A (simple) filename + short extension regex:

/[a-zA-Z0-9_]+ "." [a-zA-Z0-9]{1,3}/

Named patterns

A simple number regex with named parts (defined previously):

/[+-]? ("0" | ${NonZeroDigit}${Digit}+)/

Conjunction, Start/End Anchors, and Negation

A regex that matches a Zipcode AND that is a valid Kentucky prefix:

/${Zipcode} & ^"4"[0-2]/

A regex that matches a filename that ends with ".txt":

/${FileName} & ".txt"$/

A regex that matches a filename that does not end with ".tmp" or ".scratch":

/${Filename} & !(".tmp" | ".scratch")$/

Matching Anchors

These allow is to find matches that are guarded by other expressions (which we don't want to include in the match).

For a file like mark_abc.txt we can match the abc part but make sure it is contained in the context of the username and not followed by a .tmp or .scratch file:

/"mark_"^<${FilenameFragment}>$!(".tmp" | ".scratch")/

A simple URI path (TODO)

Example Matching

The BRex API provides a range of matching/testing algorithms for various text processing scenarios. All matching algorithms are specialized (via templates) for both Unicode and ASCII processing.

Testing for a match

The simplist case is to take a string and test if it is in the language described by the BRex expression. This is the test method.

bool test(TStr* sstr, ExecutorError& error);

In this case the string between spos and epos is matched. BRex similarly provides a testFront and testBack method that allow for testing if a string starts or ends with a match to the BRex expression as well as a testContains.

Finding a match

BRex does not provide grouping or lazy/eager matches. Instead it always finds the longest match over the full expression (TODO we also want to allow shortest).

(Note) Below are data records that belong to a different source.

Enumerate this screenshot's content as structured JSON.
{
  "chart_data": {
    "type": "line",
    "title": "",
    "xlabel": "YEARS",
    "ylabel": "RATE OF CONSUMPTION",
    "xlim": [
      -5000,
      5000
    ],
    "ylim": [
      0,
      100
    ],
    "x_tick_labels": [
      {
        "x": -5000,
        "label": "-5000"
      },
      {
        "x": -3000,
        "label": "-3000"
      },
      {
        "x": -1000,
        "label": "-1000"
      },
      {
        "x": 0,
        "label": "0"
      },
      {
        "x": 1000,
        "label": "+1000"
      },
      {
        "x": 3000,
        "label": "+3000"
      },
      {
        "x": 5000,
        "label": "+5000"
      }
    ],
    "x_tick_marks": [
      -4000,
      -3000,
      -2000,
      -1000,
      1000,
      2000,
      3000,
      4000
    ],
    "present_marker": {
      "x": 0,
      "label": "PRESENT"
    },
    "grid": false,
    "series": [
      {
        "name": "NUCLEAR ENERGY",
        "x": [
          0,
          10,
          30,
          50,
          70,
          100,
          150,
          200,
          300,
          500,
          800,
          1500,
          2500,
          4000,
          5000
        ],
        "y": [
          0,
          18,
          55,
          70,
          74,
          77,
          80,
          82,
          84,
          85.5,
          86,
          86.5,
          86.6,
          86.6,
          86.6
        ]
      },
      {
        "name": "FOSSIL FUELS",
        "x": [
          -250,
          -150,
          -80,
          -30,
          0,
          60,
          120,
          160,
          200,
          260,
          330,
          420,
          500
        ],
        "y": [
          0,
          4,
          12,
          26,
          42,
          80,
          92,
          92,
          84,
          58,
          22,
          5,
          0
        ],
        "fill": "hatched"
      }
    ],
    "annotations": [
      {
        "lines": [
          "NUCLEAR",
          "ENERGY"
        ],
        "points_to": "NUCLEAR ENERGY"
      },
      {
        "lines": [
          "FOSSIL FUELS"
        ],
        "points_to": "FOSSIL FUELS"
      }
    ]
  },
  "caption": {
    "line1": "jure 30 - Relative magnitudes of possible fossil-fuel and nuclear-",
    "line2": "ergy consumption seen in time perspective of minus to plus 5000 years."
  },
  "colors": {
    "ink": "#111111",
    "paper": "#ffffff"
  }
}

This ensures that the matching is unique and predictable. You can then chunk out individual parts of the match in additional.

Thus the API for finding a match is simple:

std::optional<std::pair<int64_t, int64_t>> matchContains(TStr* sstr, ExecutorError& error);

Where the std::pair result is the start and end position of the FIRST match in the string and the LONGEST possible match.

As with test we also provide matchFront and matchBack methods that allow for finding the first match at the start or end of the string. And a more verbose version that allows subrange matches.